Sevgili okuyucularım, işlerine geldiği zaman bağırıp çağırırlar:
“Türkiye’de yargı bağımsızdır. Biz talimat veremeyiz. Yargıda hesap vermekten niçin korkuyorsunuz? Gidin hesap verin!..”
Her olayda, her konuda aynı çığırtkanlığı yaparlar.
Ama iş kendi adamlarına geldiği zaman bu çığırtkanlık 180 derece yön değiştirir:
“Bakanlarımızı niçin yargıya gönderelim ki!.. Anayasa Mahkemesi’ne biz güvenmeyiz. Anayasa Mahkemesi cemaatin elindedir, çoğunluk onlardadır!..”
Yargı, işlerine geldiği sürece bağımsız ve tarafsızdır ve güvenirler! İşlerine gelmiyorsa AKP‘nin düşmanıdır ve güvenmezler!
*
Şimdi yargının tümünü Yargıtay ve Danıştay dahil ele geçirmiş durumdalar.
Bu iki yüksek yargı kuruluşuna, yasaları Meclis’teki kelle çoğunluğu ile değiştirerek yüzlerce yeni üye seçtiler. Hepsi değilse bile büyük çoğunluğunun yandaş olduğunu tahmin edersiniz!
HSYK’yı ele geçirdiler.
Adli yargı ve idare mahkemeleri aynı durumda.
Bütün önemli savcılıklara ve özellikle başsavcılıklara kendi istedikleri kimseleri atadılar.
Ayrıca sulh ceza mahkemelerini kaldırıp onların yerine sulh ceza hakimlikleri kurdular. Buralara en güvendikleri hakimleri özenle atadılar. Bütün tutuklama ve salıverme yetkisini onlara verdiler.
Şimdi belki “Bu işler böyle rahatça oluyor mu, yargıyı ele geçirmek bu kadar kolay mı” diye soracaksınız.
Evet, çok kolay.
Birkaç satırlık bir yasayı Meclis’teki kelle çoğunluğunuzun oylarıyla geçirdikten sonra iş bitiyor.
* * * *
Aklınıza belki bir soru daha gelebilir:
“O halde bunlar eski bakanlarını Anayasa Mahkemesi’ne göndermekten niçin korkuyorlar?
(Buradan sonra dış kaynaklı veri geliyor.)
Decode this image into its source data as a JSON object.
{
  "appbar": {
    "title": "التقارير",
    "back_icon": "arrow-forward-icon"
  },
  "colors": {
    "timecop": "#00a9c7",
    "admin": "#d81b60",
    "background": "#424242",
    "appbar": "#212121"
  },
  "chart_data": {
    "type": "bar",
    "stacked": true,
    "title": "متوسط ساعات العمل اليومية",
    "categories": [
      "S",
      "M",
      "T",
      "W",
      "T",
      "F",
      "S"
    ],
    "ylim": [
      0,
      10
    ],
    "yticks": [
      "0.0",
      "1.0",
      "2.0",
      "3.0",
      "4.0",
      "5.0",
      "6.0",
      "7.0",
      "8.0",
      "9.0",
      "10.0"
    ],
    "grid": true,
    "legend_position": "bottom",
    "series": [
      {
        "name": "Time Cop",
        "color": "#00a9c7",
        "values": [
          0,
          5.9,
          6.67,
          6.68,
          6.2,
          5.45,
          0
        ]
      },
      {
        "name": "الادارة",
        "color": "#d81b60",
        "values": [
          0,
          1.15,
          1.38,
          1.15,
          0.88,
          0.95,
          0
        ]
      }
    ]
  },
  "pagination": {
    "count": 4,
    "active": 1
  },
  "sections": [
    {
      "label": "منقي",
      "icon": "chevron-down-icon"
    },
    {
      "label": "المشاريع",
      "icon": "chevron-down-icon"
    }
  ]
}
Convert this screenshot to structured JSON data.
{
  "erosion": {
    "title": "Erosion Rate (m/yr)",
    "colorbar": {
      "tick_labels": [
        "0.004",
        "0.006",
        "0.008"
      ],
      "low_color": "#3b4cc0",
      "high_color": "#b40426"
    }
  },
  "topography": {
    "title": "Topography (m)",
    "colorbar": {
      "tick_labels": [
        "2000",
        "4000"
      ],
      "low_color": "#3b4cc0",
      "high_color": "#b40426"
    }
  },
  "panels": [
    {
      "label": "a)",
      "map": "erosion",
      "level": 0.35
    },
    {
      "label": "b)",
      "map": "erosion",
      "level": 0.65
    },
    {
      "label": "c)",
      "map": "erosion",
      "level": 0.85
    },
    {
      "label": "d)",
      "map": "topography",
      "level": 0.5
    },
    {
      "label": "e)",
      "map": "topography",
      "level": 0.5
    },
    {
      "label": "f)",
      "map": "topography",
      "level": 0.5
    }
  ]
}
Bütün yargıyı ele geçirip emri ve denetimi altına alan iktidar, Anayasa Mahkemesi’ne söz geçiremiyor mu yani?..”
Özellikle son günlerde yandaş-yalaka-onursuz iktidar medyasının yayınlarını bir kez daha anımsayalım.
Bu dört eski bakan ve şürekası Yüce Divan sıfatıyla yargılama yapacak olan Anayasa Mahkemesi’ne gönderilmedi ve gönderilmeyecek. Nedeni:
İktidar, Anayasa Mahkemesi’ni henüz ele geçiremedi…
Çünkü o mahkeme anayasanın 146. maddesinde yer alıyor. Üyelerinin nasıl, kimler tarafından ve ne zaman seçileceği belli. Başka bir deyişle, öteki yargı kuruluşları için olduğu gibi yasa değiştirerek ele geçirilmesi söz konusu değil.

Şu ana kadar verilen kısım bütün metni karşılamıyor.